Kuala Lumpur: ASEAN needs to double down on streamlining regulations and cutting red tape, including harmonising customs procedures, to unlock the full potential of sub-regional groupings. Besides lowering costs, this would facilitate the operations of food-based small and medium enterprises, reduce transport and logistics barriers, attract investments and help alleviate poverty in these areas.
According to BERNAMA News Agency, UOB Kay Hian Wealth Advisors Sdn Bhd head of investment research Mohd Sedek Jantan flagged non-tariff barriers, which only raise costs and slow down cross-border trade and investment in such areas. This is particularly the case for the Indonesia-Malaysia-Thailand Growth Triangle (IMT-GT) and the Brunei Darussalam-Indonesia-Malaysia-Philippines East ASEAN Growth Area (BIMP-EAGA) sub-regional groupings. Mohd Sedek described non-tariff barriers as “the sand in the gears of sub-regional development,” during an interview.
International Islamic University Malaysia associate professor of Economics Dr Muhammad Irwan Ariffin echoed this sentiment, noting that despite ASEAN’s efforts to reduce tariffs, the rise in non-tariff barriers is choking the potential of IMT-GT and BIMP-EAGA. He explained that the challenges are not due to a lack of potential in these regions, but rather because the systems surrounding them remain fragmented and inward-looking.

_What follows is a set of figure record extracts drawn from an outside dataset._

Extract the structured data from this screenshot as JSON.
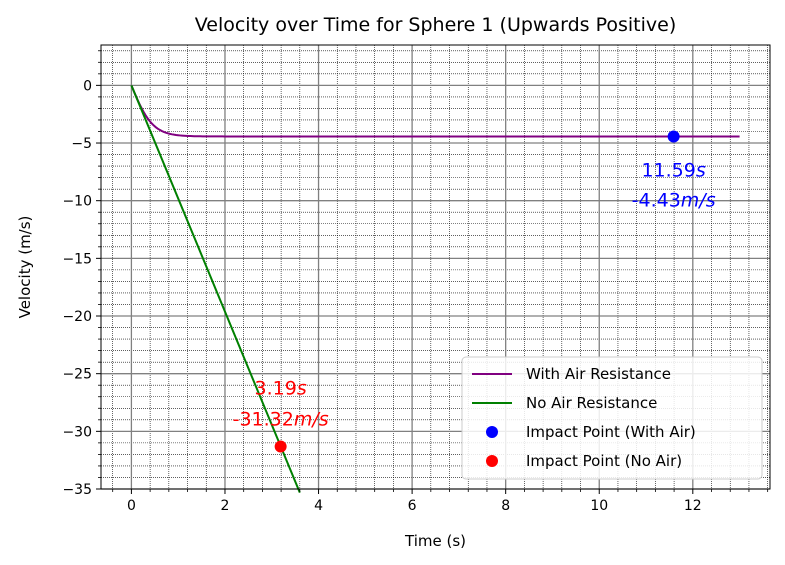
{
  "chart_data": {
    "type": "line",
    "title": "Velocity over Time for Sphere 1 (Upwards Positive)",
    "xlabel": "Time (s)",
    "ylabel": "Velocity (m/s)",
    "xlim": [
      -0.65,
      13.65
    ],
    "ylim": [
      -35,
      3.5
    ],
    "xticks": [
      0,
      2,
      4,
      6,
      8,
      10,
      12
    ],
    "yticks": [
      0,
      -5,
      -10,
      -15,
      -20,
      -25,
      -30,
      -35
    ],
    "grid": {
      "major": true,
      "minor": true
    },
    "legend_position": "lower-right",
    "series": [
      {
        "name": "With Air Resistance",
        "kind": "line",
        "color": "#800080",
        "terminal_velocity": -4.43,
        "x_start": 0,
        "x_end": 13
      },
      {
        "name": "No Air Resistance",
        "kind": "line",
        "color": "#008000",
        "acceleration": -9.81,
        "x_start": 0,
        "x_end": 3.6
      },
      {
        "name": "Impact Point (With Air)",
        "kind": "scatter",
        "color": "#0000ff",
        "x": [
          11.59
        ],
        "y": [
          -4.43
        ]
      },
      {
        "name": "Impact Point (No Air)",
        "kind": "scatter",
        "color": "#ff0000",
        "x": [
          3.19
        ],
        "y": [
          -31.32
        ]
      }
    ],
    "annotations": [
      {
        "time": "11.59",
        "velocity": "-4.43",
        "unit_time": "s",
        "unit_velocity": "m/s",
        "color": "#0000ff",
        "x": 11.59,
        "y_time": -7.3,
        "y_vel": -9.9
      },
      {
        "time": "3.19",
        "velocity": "-31.32",
        "unit_time": "s",
        "unit_velocity": "m/s",
        "color": "#ff0000",
        "x": 3.19,
        "y_time": -26.2,
        "y_vel": -28.9
      }
    ]
  }
}
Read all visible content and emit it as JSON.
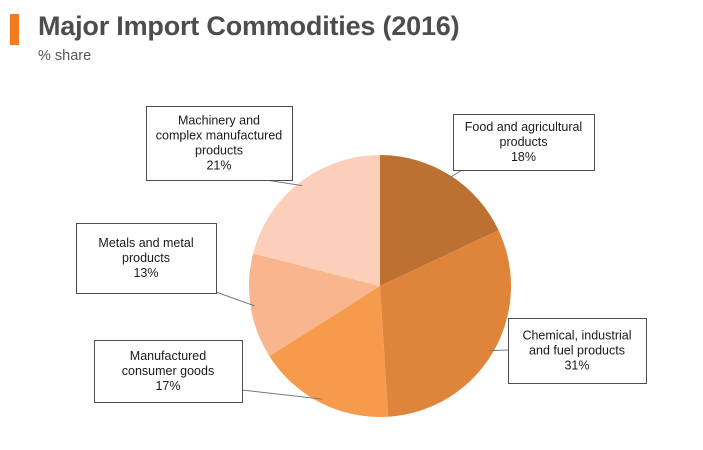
{
  "header": {
    "title": "Major Import Commodities (2016)",
    "subtitle": "% share",
    "accent_color": "#f47a20"
  },
  "chart_data": {
    "type": "pie",
    "slices": [
      {
        "label_lines": [
          "Food and agricultural",
          "products"
        ],
        "value": 18,
        "value_text": "18%",
        "color": "#bc7031"
      },
      {
        "label_lines": [
          "Chemical, industrial",
          "and fuel products"
        ],
        "value": 31,
        "value_text": "31%",
        "color": "#de843b"
      },
      {
        "label_lines": [
          "Manufactured",
          "consumer goods"
        ],
        "value": 17,
        "value_text": "17%",
        "color": "#f69a4c"
      },
      {
        "label_lines": [
          "Metals and metal",
          "products"
        ],
        "value": 13,
        "value_text": "13%",
        "color": "#f8b58e"
      },
      {
        "label_lines": [
          "Machinery and",
          "complex manufactured",
          "products"
        ],
        "value": 21,
        "value_text": "21%",
        "color": "#fbcfb9"
      }
    ]
  }
}
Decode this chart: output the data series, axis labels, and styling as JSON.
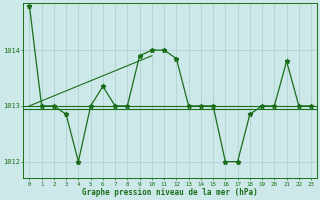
{
  "x": [
    0,
    1,
    2,
    3,
    4,
    5,
    6,
    7,
    8,
    9,
    10,
    11,
    12,
    13,
    14,
    15,
    16,
    17,
    18,
    19,
    20,
    21,
    22,
    23
  ],
  "y": [
    1014.8,
    1013.0,
    1013.0,
    1012.85,
    1012.0,
    1013.0,
    1013.35,
    1013.0,
    1013.0,
    1013.9,
    1014.0,
    1014.0,
    1013.85,
    1013.0,
    1013.0,
    1013.0,
    1012.0,
    1012.0,
    1012.85,
    1013.0,
    1013.0,
    1013.8,
    1013.0,
    1013.0
  ],
  "trend_x": [
    0,
    10
  ],
  "trend_y": [
    1013.0,
    1013.9
  ],
  "mean_y1": 1013.0,
  "mean_y2": 1012.95,
  "ylim": [
    1011.7,
    1014.85
  ],
  "yticks": [
    1012,
    1013,
    1014
  ],
  "xticks": [
    0,
    1,
    2,
    3,
    4,
    5,
    6,
    7,
    8,
    9,
    10,
    11,
    12,
    13,
    14,
    15,
    16,
    17,
    18,
    19,
    20,
    21,
    22,
    23
  ],
  "line_color": "#1a6e1a",
  "bg_color": "#cce8e8",
  "grid_color": "#aacece",
  "marker": "*",
  "xlabel": "Graphe pression niveau de la mer (hPa)"
}
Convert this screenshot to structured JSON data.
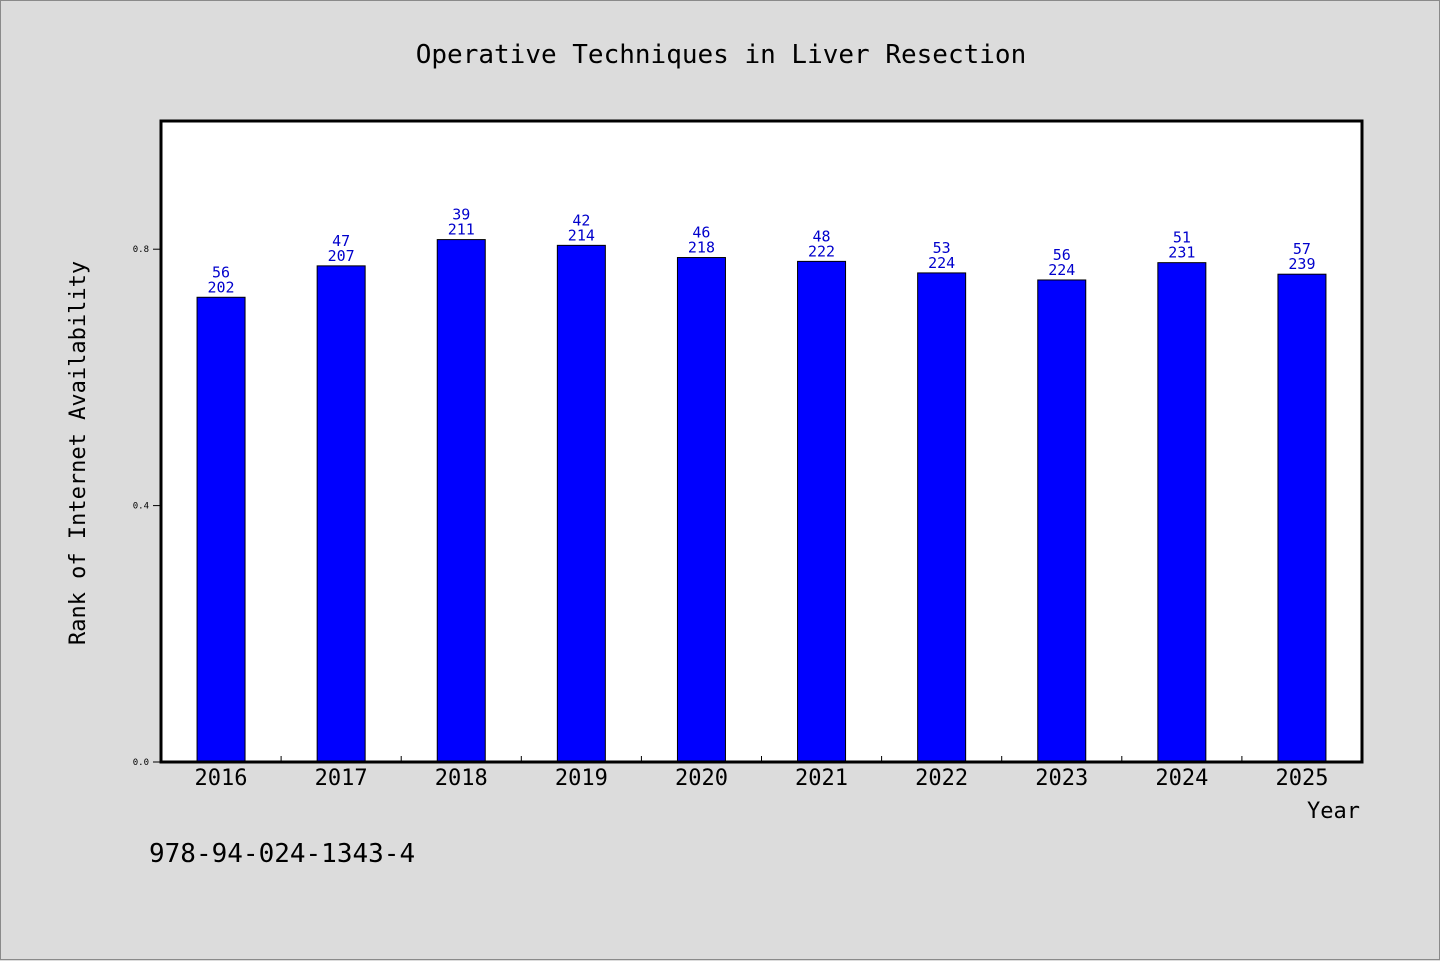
{
  "chart_data": {
    "type": "bar",
    "title": "Operative Techniques in Liver Resection",
    "xlabel": "Year",
    "ylabel": "Rank of Internet Availability",
    "categories": [
      "2016",
      "2017",
      "2018",
      "2019",
      "2020",
      "2021",
      "2022",
      "2023",
      "2024",
      "2025"
    ],
    "values": [
      0.725,
      0.774,
      0.815,
      0.806,
      0.787,
      0.781,
      0.763,
      0.752,
      0.779,
      0.761
    ],
    "label_top": [
      "56",
      "47",
      "39",
      "42",
      "46",
      "48",
      "53",
      "56",
      "51",
      "57"
    ],
    "label_bottom": [
      "202",
      "207",
      "211",
      "214",
      "218",
      "222",
      "224",
      "224",
      "231",
      "239"
    ],
    "yticks": [
      0.0,
      0.4,
      0.8
    ],
    "ytick_labels": [
      "0.0",
      "0.4",
      "0.8"
    ],
    "ylim": [
      0,
      1.0
    ],
    "bar_color": "#0000ff",
    "grid": false,
    "legend": "none"
  },
  "footer": {
    "isbn": "978-94-024-1343-4"
  }
}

Dr Muhammad Irwan highlighted that these subregions suffer from a “dual-periphery” trap, being both geographically remote and institutionally marginalised due to non-tariff barriers. Mohd Sedek added that despite progress on infrastructure, complex border procedures, misaligned regulations, and high indirect costs continue to slow things down, especially in BIMP-EAGA, where trade costs are 10 to 15 percent higher due to inconsistent customs practices.
Efforts are underway to tackle these challenges, with support from the Manila-based Asian Development Bank in upgrading digital customs platforms, Customs, Immigration, Quarantine and Security (CIQS) systems, and harmonising halal standards. Mohd Sedek noted that IMT-GT’s Single Window system has significantly reduced clearance times by 30 percent, and intra-EAGA trade has increased by 133.6 percent since 2016. He emphasised the need for ASEAN to intensify efforts in streamlining regulations and reducing bureaucratic hurdles to fully realise the benefits of IMT-GT and BIMP-EAGA.
Dr Muhammad Irwan pointed out the lack of standard sanitary and phytosanitary measures among ASEAN members results in exporters facing inconsistent health, safety, and agricultural regulations across borders. He stated this is particularly challenging for agriculture and food-based small and medium enterprises, which are core industries in both subregions. He explained that differences in product standards, labelling, and conformity assessments lead to technical barriers to trade, increasing compliance costs and causing delays for manufacturers and exporters.
Transport and logistics barriers also constrain both subregions, arising from poor infrastructure connectivity in border and maritime areas. Higher transportation costs and unreliable delivery times result from these barriers, with several cross-border roads and ports remaining underutilised due to bureaucratic bottlenecks.
Dr Muhammad Irwan suggested that ASEAN, IMT-GT, and BIMP-EAGA should diversify their trade partners in light of economic volatility, such as tariffs imposed by the United States. He recommended building resilient internal value chains less exposed to major power frictions and strengthening intra-ASEAN trade corridors and value chains, particularly in halal goods and agricultural exports.
He also noted that the ongoing US-China tensions and imposition of new tariffs are prompting global firms to adopt a “China+1” or “China+ASEAN” strategy to diversify their supply chains. IMT-GT and BIMP-EAGA could capitalise on these supply chain shifts by developing low-cost manufacturing zones, green energy hubs, and halal production centres, as well as strategic logistics corridors near maritime chokepoints, thereby attracting investment fleeing tariff-affected zones.